Whilst the Asian vote on the Council may be split, Johnson’s history as a respected former director of international relations and development at the AFC is another plus.

The tournament has never previously been staged in the Southern Hemisphere, or awarded to a joint bid, however it’s known that the FIFA delegation - which visited Australia and New Zealand in February to evaluate infrastructure - were suitably impressed.

Infantino is on a personal pilgrimage to grow the sport in emerging regions, not previously known for their football fanaticism, and Australia and New Zealand are both fertile territories for that expansionist approach.

The fact FFA were able to pick up the ball at short notice to host Women’s World Cup qualifiers in the same month FIFA were in town - switching from coronavirus-hit China - was another feather in the cap.

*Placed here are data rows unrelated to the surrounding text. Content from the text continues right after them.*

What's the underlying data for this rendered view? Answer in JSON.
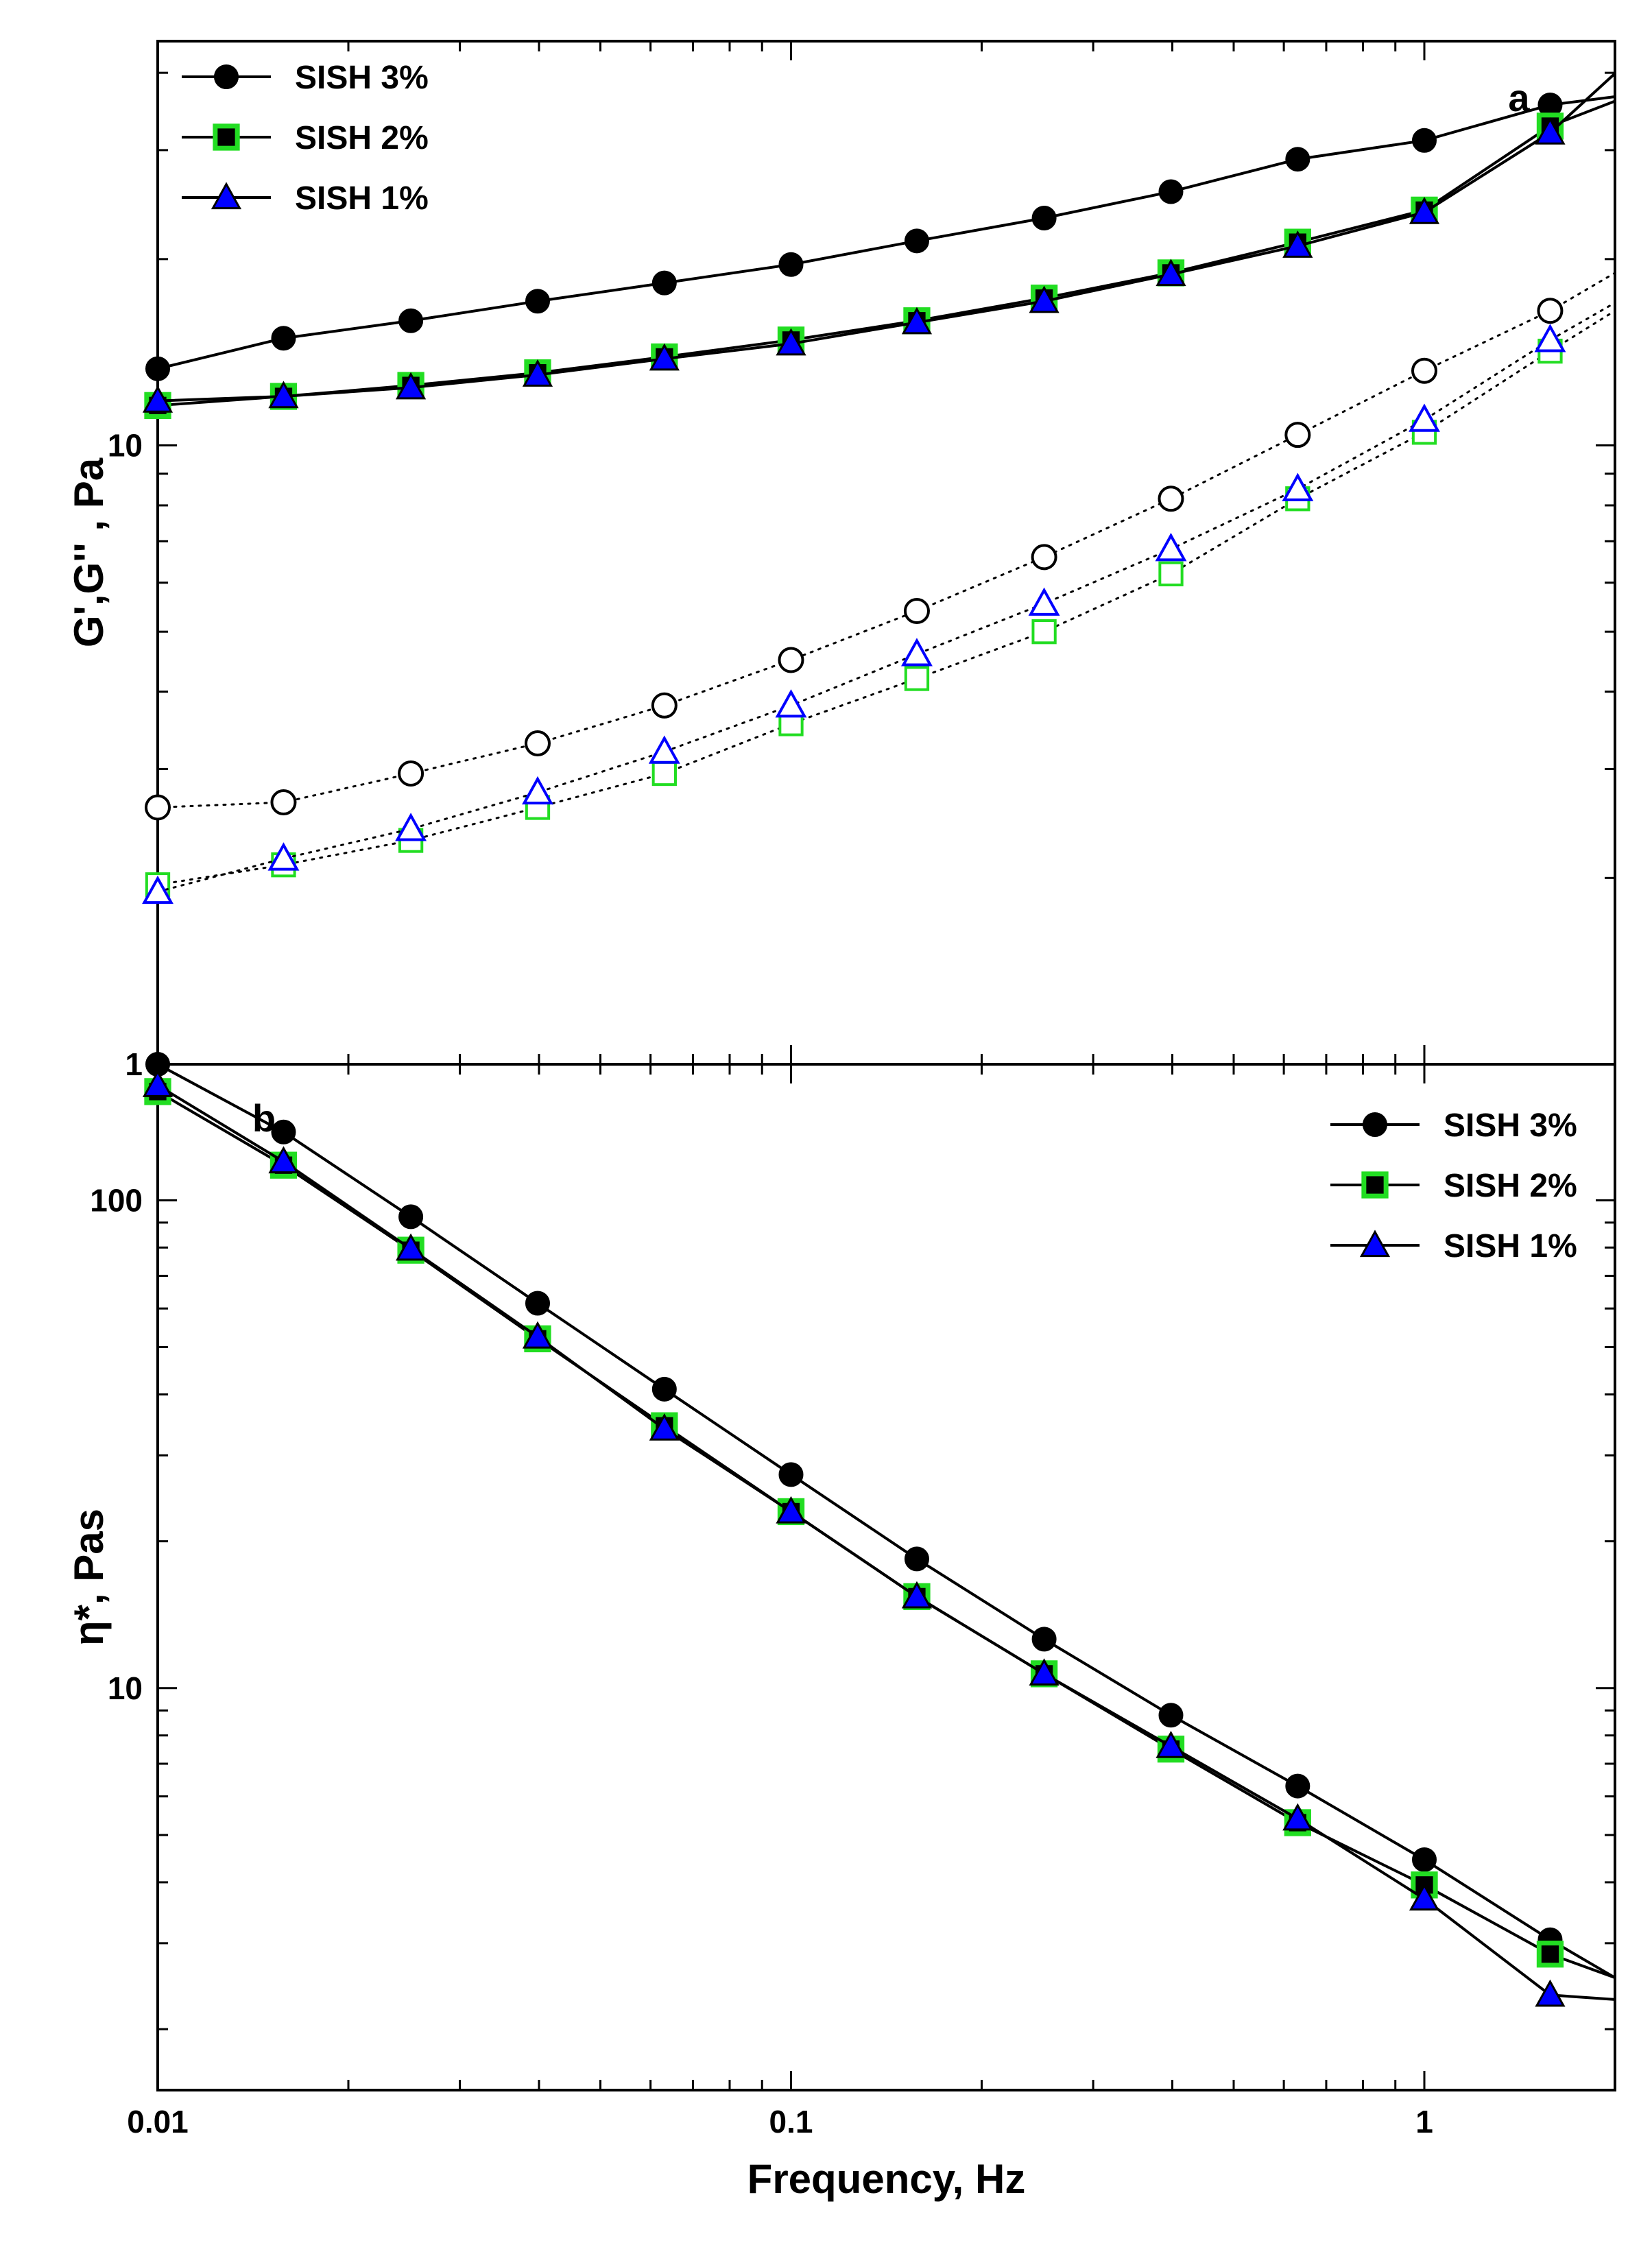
{
  "chart_data": [
    {
      "panel": "a",
      "type": "line",
      "panel_label": "a",
      "xscale": "log",
      "yscale": "log",
      "xlim": [
        0.01,
        2.0
      ],
      "ylim": [
        1,
        45
      ],
      "xlabel": "",
      "ylabel": "G',G'' , Pa",
      "yticks": [
        {
          "v": 1,
          "label": "1"
        },
        {
          "v": 10,
          "label": "10"
        }
      ],
      "legend": {
        "position": "top-left",
        "entries": [
          "SISH 3%",
          "SISH 2%",
          "SISH 1%"
        ]
      },
      "x": [
        0.01,
        0.0158,
        0.0251,
        0.0398,
        0.0631,
        0.1,
        0.158,
        0.251,
        0.398,
        0.631,
        1.0,
        1.58
      ],
      "series": [
        {
          "name": "SISH 3%",
          "kind": "G'",
          "marker": "circle",
          "filled": true,
          "color": "#000000",
          "line": "solid",
          "values": [
            13.3,
            14.9,
            15.9,
            17.1,
            18.3,
            19.6,
            21.4,
            23.3,
            25.7,
            29.0,
            31.1,
            35.5
          ],
          "extend": [
            2.0,
            36.6
          ]
        },
        {
          "name": "SISH 2%",
          "kind": "G'",
          "marker": "square",
          "filled": true,
          "color": "#22dd22",
          "line": "solid",
          "values": [
            11.6,
            12.0,
            12.5,
            13.1,
            13.9,
            14.8,
            15.9,
            17.3,
            19.0,
            21.3,
            24.0,
            32.8
          ],
          "extend": [
            2.0,
            36.0
          ]
        },
        {
          "name": "SISH 1%",
          "kind": "G'",
          "marker": "triangle",
          "filled": true,
          "color": "#0000ff",
          "line": "solid",
          "values": [
            11.8,
            12.0,
            12.4,
            13.0,
            13.8,
            14.6,
            15.8,
            17.1,
            18.9,
            21.0,
            23.8,
            32.0
          ],
          "extend": [
            2.0,
            39.9
          ]
        },
        {
          "name": "SISH 3%",
          "kind": "G''",
          "marker": "circle",
          "filled": false,
          "color": "#000000",
          "line": "dotted",
          "values": [
            2.6,
            2.65,
            2.95,
            3.3,
            3.8,
            4.5,
            5.4,
            6.6,
            8.2,
            10.4,
            13.2,
            16.5
          ],
          "extend": [
            2.0,
            19.0
          ]
        },
        {
          "name": "SISH 2%",
          "kind": "G''",
          "marker": "square",
          "filled": false,
          "color": "#22dd22",
          "line": "dotted",
          "values": [
            1.95,
            2.1,
            2.3,
            2.6,
            2.95,
            3.55,
            4.2,
            5.0,
            6.2,
            8.2,
            10.5,
            14.2
          ],
          "extend": [
            2.0,
            16.5
          ]
        },
        {
          "name": "SISH 1%",
          "kind": "G''",
          "marker": "triangle",
          "filled": false,
          "color": "#0000ff",
          "line": "dotted",
          "values": [
            1.9,
            2.15,
            2.4,
            2.75,
            3.2,
            3.8,
            4.6,
            5.55,
            6.8,
            8.5,
            11.0,
            14.8
          ],
          "extend": [
            2.0,
            17.0
          ]
        }
      ]
    },
    {
      "panel": "b",
      "type": "line",
      "panel_label": "b",
      "xscale": "log",
      "yscale": "log",
      "xlim": [
        0.01,
        2.0
      ],
      "ylim": [
        1.5,
        190
      ],
      "xlabel": "Frequency, Hz",
      "ylabel": "η*, Pas",
      "xticks": [
        {
          "v": 0.01,
          "label": "0.01"
        },
        {
          "v": 0.1,
          "label": "0.1"
        },
        {
          "v": 1,
          "label": "1"
        }
      ],
      "yticks": [
        {
          "v": 10,
          "label": "10"
        },
        {
          "v": 100,
          "label": "100"
        }
      ],
      "legend": {
        "position": "top-right",
        "entries": [
          "SISH 3%",
          "SISH 2%",
          "SISH 1%"
        ]
      },
      "x": [
        0.01,
        0.0158,
        0.0251,
        0.0398,
        0.0631,
        0.1,
        0.158,
        0.251,
        0.398,
        0.631,
        1.0,
        1.58
      ],
      "series": [
        {
          "name": "SISH 3%",
          "marker": "circle",
          "filled": true,
          "color": "#000000",
          "values": [
            190,
            138,
            92.5,
            61.5,
            41,
            27.4,
            18.4,
            12.6,
            8.8,
            6.3,
            4.45,
            3.05
          ],
          "extend": [
            2.0,
            2.55
          ]
        },
        {
          "name": "SISH 2%",
          "marker": "square",
          "filled": true,
          "color": "#22dd22",
          "values": [
            167,
            118,
            79,
            52,
            34.5,
            23,
            15.4,
            10.7,
            7.5,
            5.3,
            3.95,
            2.85
          ],
          "extend": [
            2.0,
            2.55
          ]
        },
        {
          "name": "SISH 1%",
          "marker": "triangle",
          "filled": true,
          "color": "#0000ff",
          "values": [
            172,
            120,
            79.5,
            52.5,
            34,
            23,
            15.4,
            10.7,
            7.6,
            5.4,
            3.7,
            2.35
          ],
          "extend": [
            2.0,
            2.3
          ]
        }
      ]
    }
  ]
}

Sydney, Newcastle, Brisbane, Melbourne, Adelaide, Perth and Launceston are the likely Australian sites, whilst Auckland, Wellington, Christchurch, Hamilton and Dunedin would be host cities across the ditch.

Whilst taking the temperature of FIFA officials ahead of previous ballots has been notoriously unreliable, the prevailing wisdom is that the joint bid may attract enough “swing” voters in the open ballot to get across the line.

The FIFA Council includes 17 members from Europe and Africa and with no bids from either confederation, they are the ones who must be convinced to back the Trans-Tasman duo.

FIFA has dubbed the contest the “most competitive bidding process” in the event’s 29-year history, with the tournament to feature 32 teams for the first time.